McCain's political director, Mike Duhaime, counters such naysaying.
He conducted a conference call with reporters Tuesday afternoon, and The Times' Bob Drogin relates that the operative insisted "we feel we're going to be successful" in Pennsylvania.
One reason: Duhaime termed McCain the most appealing GOP presidential candidate to Pennsylvania voters since Ronald Reagan.
He also broke down some numbers from the '04 race, arguing that . . .
. . . since Democrat John Kerry won the state by only 140,000 votes, McCain "needs to flip" only 2,000 votes in each of the state's 67 counties.
Here's what else Duhaime had to say, as passed along by Drogin:
He said the campaign is operating three dozen offices in the state and is making hundreds of thousands of phone calls every week to identify and persuade potential GOP voters. The data-mining efforts are aimed at identifying former Hillary Rodham Clinton supporters and independents who are prepared to consider McCain's message. He said the internal data is "trending" in McCain's direction and is showing "a lot of things" not apparent in the opinion polls.
Overall, Duhaime said, McCain has drawn strong support from what he called a "Democrats for McCain" movement in and around Scranton and in the state's western Rust Belt region. "That gives us optimism," he said.

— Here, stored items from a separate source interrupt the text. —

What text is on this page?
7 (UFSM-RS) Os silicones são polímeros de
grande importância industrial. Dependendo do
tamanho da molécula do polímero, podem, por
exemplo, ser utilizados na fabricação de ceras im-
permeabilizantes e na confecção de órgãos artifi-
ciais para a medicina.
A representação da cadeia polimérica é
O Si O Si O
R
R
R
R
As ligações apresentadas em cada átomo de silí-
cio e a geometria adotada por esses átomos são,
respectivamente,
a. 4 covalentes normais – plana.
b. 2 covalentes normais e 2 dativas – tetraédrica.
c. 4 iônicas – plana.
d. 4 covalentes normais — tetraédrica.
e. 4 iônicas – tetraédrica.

McCain anticipates good news as well, he said, in the southern and central part of the state, near Harrisburg, York and Lancaster -– all cities that the candidate, his wife, Cindy, or running mate Sarah Palin have visited in the last few days.
Duhaime predicted that McCain would surprise prognosticators even in Philadelphia, a Democratic stronghold where Obama is seen to hold a hammerlock. Kerry won the city by more than 400,000 votes four years ago, winning every single ward. Duhaime said that Obama wouldn't be able to repeat that feat, however, and that McCain would garner more votes than Bush did in the city.
The McCain focus on Pennsylvania may end up paying dividends, given how easily Clinton, in April's Democratic primary, bested Obama in areas of the state such as Scranton. But if that prediction about Philadelphia pans out, jaws will be dropping on election night.